A maior parte das histórias deixadas pelos irmãos Grimm e Charles Perrault foram extraídas de lendas e tradições locais ao longo da Idade Média enquanto viajavam através das aldeias da Europa. Muitos deles reflectem a psicologia da época, as suas crenças, os seus mitos… todos eles enraizados em testemunhos que os envolviam num certo “realismo mágico”. Uma das histórias mais antigas e talvez as mais notáveis pode ser encontrada no conto do “Capuchinho Vermelho”
De acordo com os especialistas, esta história é a que mais sofreu transformações desde as suas origens, tendo estas mudanças sempre a intenção de “suavizar” algumas imagens para que um público jovem a pudesse ouvir calmamente. Mas a verdade é que com cada mudança, perdemos a intencionalidade original, porque cada história continha uma doutrina, uma lição que todos devemos seguir. E a que nos foi ensinada pelo Capuchinho Vermelho vale a pena ter em mente…
h2>Charles Perrault e os irmãos Grimm
Charles Perrault foi a primeira a recolher a história do Capuchinho Vermelho em 1697. Teve de a incluir na sua colecção de histórias populares, embora fosse uma das menos conhecidas pela população europeia. Certas imagens eram tão brutais que ele as mudou para as tornar adequadas a um público jovem. Esta foi a primeira vez que a história desta jovem com o seu boné vermelho chegou à Europa.

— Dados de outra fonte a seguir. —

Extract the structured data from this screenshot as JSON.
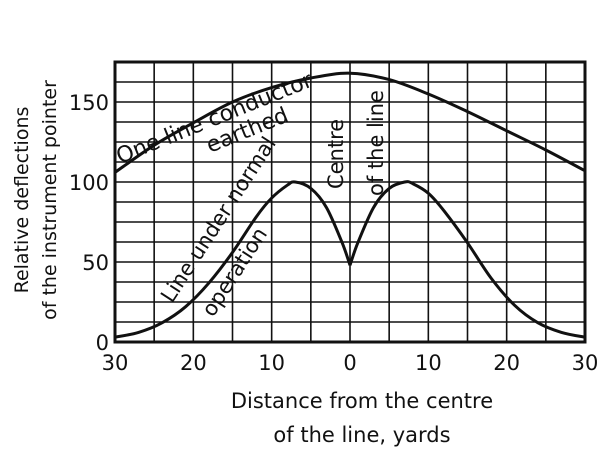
{
  "chart_data": {
    "type": "line",
    "ylabel_lines": [
      "Relative deflections",
      "of the instrument pointer"
    ],
    "xlabel_lines": [
      "Distance from the centre",
      "of the line, yards"
    ],
    "x_ticks": [
      "30",
      "20",
      "10",
      "0",
      "10",
      "20",
      "30"
    ],
    "y_ticks": [
      "0",
      "50",
      "100",
      "150"
    ],
    "xlim": [
      -30,
      30
    ],
    "ylim": [
      0,
      175
    ],
    "grid": true,
    "series": [
      {
        "name": "One line conductor earthed",
        "x": [
          -30,
          -25,
          -20,
          -15,
          -10,
          -5,
          0,
          5,
          10,
          15,
          20,
          25,
          30
        ],
        "y": [
          106,
          123,
          137,
          150,
          159,
          165,
          168,
          164,
          155,
          144,
          132,
          120,
          107
        ]
      },
      {
        "name": "Line under normal operation",
        "x": [
          -30,
          -27,
          -24,
          -21,
          -18,
          -15,
          -12,
          -10,
          -8,
          -7,
          -5,
          -3,
          -1,
          0,
          1,
          3,
          5,
          7,
          8,
          10,
          12,
          15,
          18,
          21,
          24,
          27,
          30
        ],
        "y": [
          3,
          6,
          12,
          22,
          37,
          56,
          78,
          90,
          98,
          100,
          96,
          84,
          62,
          48,
          62,
          84,
          96,
          100,
          99,
          93,
          82,
          62,
          40,
          23,
          12,
          6,
          3
        ]
      }
    ],
    "annotations": {
      "earthed_line1": "One line conductor",
      "earthed_line2": "earthed",
      "normal_line1": "Line under normal",
      "normal_line2": "operation",
      "centre_line1": "Centre",
      "centre_line2": "of the line"
    }
  }
}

Em 1812, os irmãos Grimm também decidiram incluí-la na sua colecção. Para tal, basearam-se numa obra do alemão Ludwig Tieck intitulada “Vida e Morte do Capuchinho Vermelho” (Leben und Tod des kleinen Rotkäppchens), que inclui – ao contrário da história de Perrault – a personagem do caçador. Eles removeram todos os vestígios de elementos eróticos e sangrentos e deram à história um bom final feliz. Porque o que seria a história de uma criança sem o seu final feliz habitual? Como já se pode adivinhar, a história original é muito diferente da que as crianças lêem nos seus livros, por isso vamos conhecê-la.

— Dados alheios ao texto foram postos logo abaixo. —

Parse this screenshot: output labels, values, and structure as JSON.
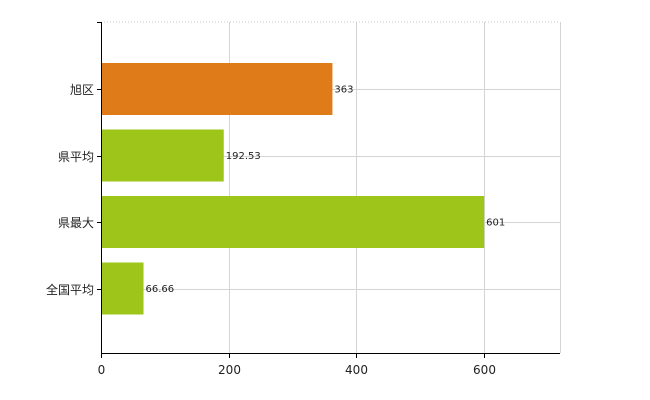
{
  "chart_data": {
    "type": "bar",
    "orientation": "horizontal",
    "categories": [
      "旭区",
      "県平均",
      "県最大",
      "全国平均"
    ],
    "values": [
      363,
      192.53,
      601,
      66.66
    ],
    "value_labels": [
      "363",
      "192.53",
      "601",
      "66.66"
    ],
    "bar_colors": [
      "#e07b1a",
      "#9ec51a",
      "#9ec51a",
      "#9ec51a"
    ],
    "xlim": [
      0,
      720
    ],
    "x_ticks": [
      0,
      200,
      400,
      600
    ],
    "x_tick_labels": [
      "0",
      "200",
      "400",
      "600"
    ],
    "grid": true,
    "title": "",
    "xlabel": "",
    "ylabel": ""
  }
}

A história do verdadeiro capuchinho vermelho
Como já dissemos anteriormente, esta história encontra a sua origem numa região isolada dos Alpes. O objectivo da história é avisar-nos, mostrar-nos que existem coisas proibidas para a nossa comunidade enquanto raça humana, comunidade, e grupo. Na lenda, os nossos protagonistas são uma adolescente, uma jovem que acaba de entrar no mundo adulto, bem como o seu boné vermelho, símbolo da menstruação.
Esta jovem recebe uma ordem da sua família: tem de atravessar uma floresta para poder levar pão e leite à sua avó. Como podem ver, até este ponto, as variações com a história original não são muito grandes, mas temos de interpretar cada gesto e cada imagem. A floresta é um perigo, uma zona de risco para os jovens e que se ergue como um teste, como o rito de passagem para uma comunidade, com o qual mostrar que as crianças de uma pessoa entraram agora no mundo adulto.
O principal risco desta floresta vem sob a forma do lobo. Este animal simboliza a selvageria e o irracional. Algo que o nosso Capuchinho Vermelho já conhece e que deve enfrentar. A jovem consegue atravessar a floresta e entrar alegremente na casa da sua avó, que a recebe na cama porque está doente. Tudo isto é muito semelhante à nossa história clássica, sem dúvida, mas aqui vêm as mudanças…
A avó diz à menina para guardar o pão e o leite e para comer a carne que é preparada na cozinha para ela. Red Riding Hood concorda e devora-a com fome e sente-se cheia. Depois disto, ela obedece ao próximo pedido da avó: deve tirar a roupa, pedaço a pedaço, e queimá-la no futuro, para depois se deitar na cama ao seu lado. A jovem concorda, curiosa, mas sem duvidar por um momento, sem pensar em quão estranha é a situação, porque tal como se vai deitar na cama, descobre que é o lobo que a recebe entre rugidos de riso, informando-a de que a carne que acaba de comer é a carne da sua avó. Ela cometeu um pecado horrível, o canibalismo. Mais tarde, o lobo devora o Capuchinho Vermelho.
O simbolismo está implícito em cada personagem: O lobo é o mundo sexual e violento. A mulher velha que é devorada por uma jovem, substituindo assim o velho pelo novo, ao mesmo tempo que o novo é apresentado como tolo e ingénuo por cometer um dos maiores sacrilégios da humanidade: o canibalismo. Como podem ver, uma das histórias mais clássicas e amadas da nossa infância tem, de facto, um lado muito sombrio.